What is Sonos focus?

Meanwhile, while Sonos is trying to play in the Home Voice Gadget market, their Sound Experience is increasingly looking long in the tooth. I mean, the actual sound the things make is pretty nice, but getting signals into Sonos Systems is somewhat ugly. I now have a Bluetooth Speaker (Non-Sonos) attached to my Windows Steam Machine, because I can’t Wi-Fi my “Elite: Dangerous” to my Sonos easily. How about the Desktop App being a Sound Source for the Speakers? Right, can’t do that unless the source is a Mac and the target is… the only IKEA speaker in my home. That’s pretty lame.

Windows System Output can’t be used as a Sound Source for Sonos. And Airplay does not work to most of my speakers, because they are “too old” and the new Sonos equipment does not relay to the old equipment.

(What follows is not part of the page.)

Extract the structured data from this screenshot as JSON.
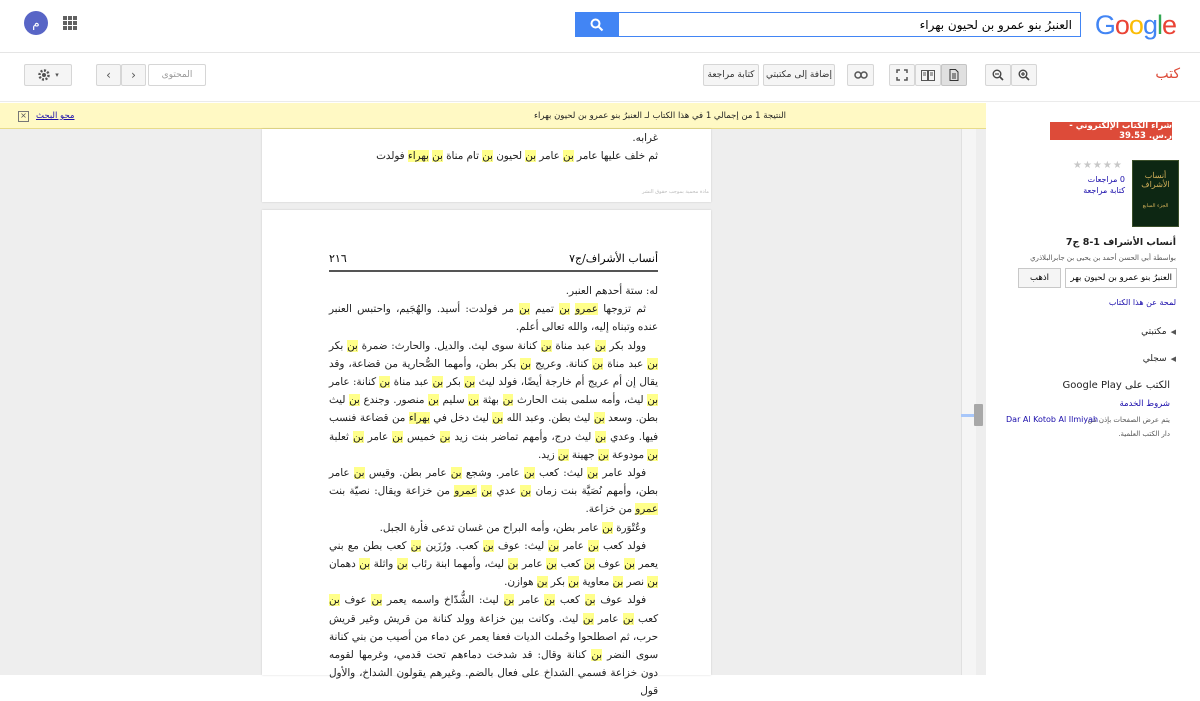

Meanwhile I have to use the clunky Sonos App for my “Youtube Music” subscription on my phone, because while I can chromecast my Google Music to Sonos, for some reason Youtube Music can’t do that. Again, a problem with sourcing the stream.

The company seems to be obsessed with Home Assistants, when it should be obsessed about Sound.

So, yeah. What am I going to do? I don’t know. At this point, I will wait and see - I have halted all spending on them for this year, and if I am ever going to push money into the Sonos equipment at all any more, it’s probably going to IKEA. At least that are somewhat controllable sums for equipment with whatr is now an officially limited lifetime. Well, it was nice while it lasted.